O Canadá, no entanto, tem sido o grande mosaico humano e artístico nem sempre
devidamente apreciado fora (e, até há poucos anos, dentro) das suas fronteiras.
Também este espaço em branco está a ser vivamente preenchido com os novos escritores
ou com aqueles já de nome feito e agora reconhecidos um pouco por toda a parte,
pois a longa hegemonia literária dos Estados Unidos e da Inglaterra está a
ceder à
movimentação das letras no restante
mundo de língua inglesa, aliás como o demonstram os mais variados nomes
premiados um pouco por toda a parte, e muito especialmente pelo Booker Prize,
da Grã-Bretanha, que inclui obras em língua inglesa de qualquer país do
Commonwealth. Por outro lado, o “diálogo” entre todos, especialmente no que
concerne as ditas literaturas metropolitanas e as que saíram e saem de áreas
tradicionalmente consideradas periféricas, e que, no caso presente de
literatura imigrante e/ou étnica, também diz respeito a nós portugueses
directamente. Quanto ao Canadá, país em foco neste meu trabalho, recordemos que
desde Robertson Davies a Mavis Gallant e Margaret Atwood que não se pode
ignorar mais a literatura canadiana contemporânea pelo universalismo adentro
dessa sua especificidade
geográfica e histórica — pelo seu poder evocativo de uma experiência diferente
da que estamos habituados com a do cânone literário dos Estados Unidos.
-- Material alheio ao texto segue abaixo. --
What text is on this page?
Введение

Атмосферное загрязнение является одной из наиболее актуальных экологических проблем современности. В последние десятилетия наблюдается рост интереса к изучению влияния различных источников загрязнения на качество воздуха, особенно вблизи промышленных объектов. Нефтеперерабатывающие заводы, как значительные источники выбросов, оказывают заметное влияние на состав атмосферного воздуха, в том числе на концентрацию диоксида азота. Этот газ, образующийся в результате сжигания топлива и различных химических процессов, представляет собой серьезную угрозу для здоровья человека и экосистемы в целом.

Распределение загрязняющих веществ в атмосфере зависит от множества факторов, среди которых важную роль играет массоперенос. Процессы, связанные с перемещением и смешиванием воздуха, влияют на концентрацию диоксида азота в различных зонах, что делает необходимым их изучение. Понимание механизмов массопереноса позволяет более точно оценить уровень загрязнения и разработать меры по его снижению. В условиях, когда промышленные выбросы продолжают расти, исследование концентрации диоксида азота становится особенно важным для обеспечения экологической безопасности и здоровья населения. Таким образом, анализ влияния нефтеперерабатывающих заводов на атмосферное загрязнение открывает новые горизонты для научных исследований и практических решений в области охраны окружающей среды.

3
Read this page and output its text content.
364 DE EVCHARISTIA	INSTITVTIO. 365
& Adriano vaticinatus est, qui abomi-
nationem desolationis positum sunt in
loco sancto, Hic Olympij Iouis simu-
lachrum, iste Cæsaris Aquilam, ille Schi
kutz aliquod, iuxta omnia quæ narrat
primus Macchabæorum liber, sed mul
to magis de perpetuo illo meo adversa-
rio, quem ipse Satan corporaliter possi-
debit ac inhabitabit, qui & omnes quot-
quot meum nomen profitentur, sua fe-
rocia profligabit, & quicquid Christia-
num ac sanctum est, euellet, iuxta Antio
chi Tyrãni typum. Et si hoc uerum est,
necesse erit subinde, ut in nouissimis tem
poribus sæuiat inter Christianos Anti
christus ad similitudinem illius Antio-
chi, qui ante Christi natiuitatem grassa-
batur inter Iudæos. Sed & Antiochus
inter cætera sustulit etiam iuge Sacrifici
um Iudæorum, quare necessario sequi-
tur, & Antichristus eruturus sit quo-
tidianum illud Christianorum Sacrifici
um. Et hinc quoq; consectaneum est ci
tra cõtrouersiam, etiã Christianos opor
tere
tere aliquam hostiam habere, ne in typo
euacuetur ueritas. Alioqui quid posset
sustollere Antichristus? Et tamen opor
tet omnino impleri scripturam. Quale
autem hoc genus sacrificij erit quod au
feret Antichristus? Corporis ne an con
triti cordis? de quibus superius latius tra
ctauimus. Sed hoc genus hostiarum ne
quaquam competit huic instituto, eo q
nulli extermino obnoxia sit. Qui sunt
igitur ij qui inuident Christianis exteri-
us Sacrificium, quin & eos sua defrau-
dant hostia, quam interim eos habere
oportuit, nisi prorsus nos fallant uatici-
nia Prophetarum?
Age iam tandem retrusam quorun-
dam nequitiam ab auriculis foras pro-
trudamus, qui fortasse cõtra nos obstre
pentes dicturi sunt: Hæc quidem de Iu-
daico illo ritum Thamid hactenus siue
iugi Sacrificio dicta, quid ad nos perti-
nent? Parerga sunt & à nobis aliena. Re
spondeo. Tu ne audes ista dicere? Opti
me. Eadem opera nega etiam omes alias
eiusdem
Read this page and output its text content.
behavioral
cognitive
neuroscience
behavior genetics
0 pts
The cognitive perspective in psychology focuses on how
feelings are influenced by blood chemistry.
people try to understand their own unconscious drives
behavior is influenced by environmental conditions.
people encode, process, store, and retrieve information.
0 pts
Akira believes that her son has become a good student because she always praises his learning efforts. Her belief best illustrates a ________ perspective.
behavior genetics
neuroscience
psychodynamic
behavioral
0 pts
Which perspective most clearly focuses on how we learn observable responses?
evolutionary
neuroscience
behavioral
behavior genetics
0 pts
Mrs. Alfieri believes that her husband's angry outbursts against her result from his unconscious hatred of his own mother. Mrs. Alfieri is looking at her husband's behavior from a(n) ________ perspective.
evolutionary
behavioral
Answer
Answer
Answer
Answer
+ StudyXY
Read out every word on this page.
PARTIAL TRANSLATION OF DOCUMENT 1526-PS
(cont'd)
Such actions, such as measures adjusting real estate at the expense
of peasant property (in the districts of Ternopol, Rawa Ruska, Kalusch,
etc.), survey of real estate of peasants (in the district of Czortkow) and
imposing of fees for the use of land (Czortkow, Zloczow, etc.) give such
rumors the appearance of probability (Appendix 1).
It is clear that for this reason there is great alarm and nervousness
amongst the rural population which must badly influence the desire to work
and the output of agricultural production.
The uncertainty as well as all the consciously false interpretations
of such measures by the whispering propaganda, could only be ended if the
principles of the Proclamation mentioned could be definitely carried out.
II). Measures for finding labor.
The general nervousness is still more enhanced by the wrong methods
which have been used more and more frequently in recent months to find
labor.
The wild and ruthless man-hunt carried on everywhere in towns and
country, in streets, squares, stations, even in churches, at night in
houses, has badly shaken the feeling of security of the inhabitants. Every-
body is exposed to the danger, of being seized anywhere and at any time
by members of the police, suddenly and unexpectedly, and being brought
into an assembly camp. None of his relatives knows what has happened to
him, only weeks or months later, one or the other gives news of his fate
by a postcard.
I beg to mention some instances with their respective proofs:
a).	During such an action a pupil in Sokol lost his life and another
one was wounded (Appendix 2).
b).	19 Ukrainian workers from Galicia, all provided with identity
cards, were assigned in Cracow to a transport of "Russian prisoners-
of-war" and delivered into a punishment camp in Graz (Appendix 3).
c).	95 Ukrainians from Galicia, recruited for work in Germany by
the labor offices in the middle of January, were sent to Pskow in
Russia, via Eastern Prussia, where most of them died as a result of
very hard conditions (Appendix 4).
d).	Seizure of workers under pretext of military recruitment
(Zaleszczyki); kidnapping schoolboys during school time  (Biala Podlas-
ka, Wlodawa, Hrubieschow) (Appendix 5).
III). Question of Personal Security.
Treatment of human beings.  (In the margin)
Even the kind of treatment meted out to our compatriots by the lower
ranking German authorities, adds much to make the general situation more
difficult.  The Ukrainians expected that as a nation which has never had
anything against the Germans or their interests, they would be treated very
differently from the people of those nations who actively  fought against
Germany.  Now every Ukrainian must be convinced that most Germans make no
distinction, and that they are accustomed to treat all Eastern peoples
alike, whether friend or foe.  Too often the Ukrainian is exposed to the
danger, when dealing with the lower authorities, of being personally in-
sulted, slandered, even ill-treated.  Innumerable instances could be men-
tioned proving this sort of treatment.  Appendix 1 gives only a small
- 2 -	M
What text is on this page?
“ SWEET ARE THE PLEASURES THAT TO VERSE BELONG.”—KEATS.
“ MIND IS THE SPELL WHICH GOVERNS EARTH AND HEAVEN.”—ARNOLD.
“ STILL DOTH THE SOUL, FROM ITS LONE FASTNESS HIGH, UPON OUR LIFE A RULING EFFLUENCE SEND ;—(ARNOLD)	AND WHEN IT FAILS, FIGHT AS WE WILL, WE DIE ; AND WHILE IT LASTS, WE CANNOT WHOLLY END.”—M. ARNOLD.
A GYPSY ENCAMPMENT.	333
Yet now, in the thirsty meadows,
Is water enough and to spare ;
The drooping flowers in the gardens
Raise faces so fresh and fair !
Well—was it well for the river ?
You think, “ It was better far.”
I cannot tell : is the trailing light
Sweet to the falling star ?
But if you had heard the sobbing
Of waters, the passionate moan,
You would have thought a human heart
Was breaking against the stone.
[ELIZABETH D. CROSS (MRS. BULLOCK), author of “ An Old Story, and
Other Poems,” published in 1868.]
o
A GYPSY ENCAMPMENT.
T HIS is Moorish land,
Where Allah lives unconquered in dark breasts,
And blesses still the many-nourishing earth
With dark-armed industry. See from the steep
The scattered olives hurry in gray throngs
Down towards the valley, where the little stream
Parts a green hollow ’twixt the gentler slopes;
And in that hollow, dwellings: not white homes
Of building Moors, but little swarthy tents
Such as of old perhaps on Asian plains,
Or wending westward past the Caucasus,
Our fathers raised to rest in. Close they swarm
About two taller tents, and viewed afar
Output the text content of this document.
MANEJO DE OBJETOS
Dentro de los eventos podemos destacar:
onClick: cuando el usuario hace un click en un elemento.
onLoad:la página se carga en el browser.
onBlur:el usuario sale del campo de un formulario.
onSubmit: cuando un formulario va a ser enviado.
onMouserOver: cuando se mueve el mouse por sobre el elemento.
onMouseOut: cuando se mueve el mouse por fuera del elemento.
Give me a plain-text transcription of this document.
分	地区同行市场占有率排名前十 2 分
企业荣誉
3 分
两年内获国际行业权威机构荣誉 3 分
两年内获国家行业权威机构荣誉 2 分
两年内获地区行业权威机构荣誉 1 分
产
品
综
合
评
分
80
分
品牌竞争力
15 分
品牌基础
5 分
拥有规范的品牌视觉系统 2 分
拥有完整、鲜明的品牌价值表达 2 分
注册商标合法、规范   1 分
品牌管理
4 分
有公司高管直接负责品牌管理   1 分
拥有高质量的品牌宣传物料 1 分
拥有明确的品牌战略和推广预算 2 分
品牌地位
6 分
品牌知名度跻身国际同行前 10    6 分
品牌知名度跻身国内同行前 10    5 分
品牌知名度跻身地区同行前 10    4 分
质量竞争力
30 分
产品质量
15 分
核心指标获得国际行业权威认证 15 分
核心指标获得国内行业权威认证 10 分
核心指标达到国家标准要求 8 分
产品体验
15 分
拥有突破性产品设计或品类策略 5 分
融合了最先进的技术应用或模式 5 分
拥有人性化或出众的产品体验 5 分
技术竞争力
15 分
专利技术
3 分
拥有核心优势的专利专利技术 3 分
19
Já há
algum tempo, o circunspecto The Daily
Globe and Mail de Toronto dedicava, na primeira página, um extenso artigo à
nova onda literária do país e à sua crescente aceitação na Europa, em que se
mencionava sobretudo a Alemanha. Uma das suas vozes aí citadas falava no
cansaço e previsibilidade da literatura do país gigante a sul do Canadá.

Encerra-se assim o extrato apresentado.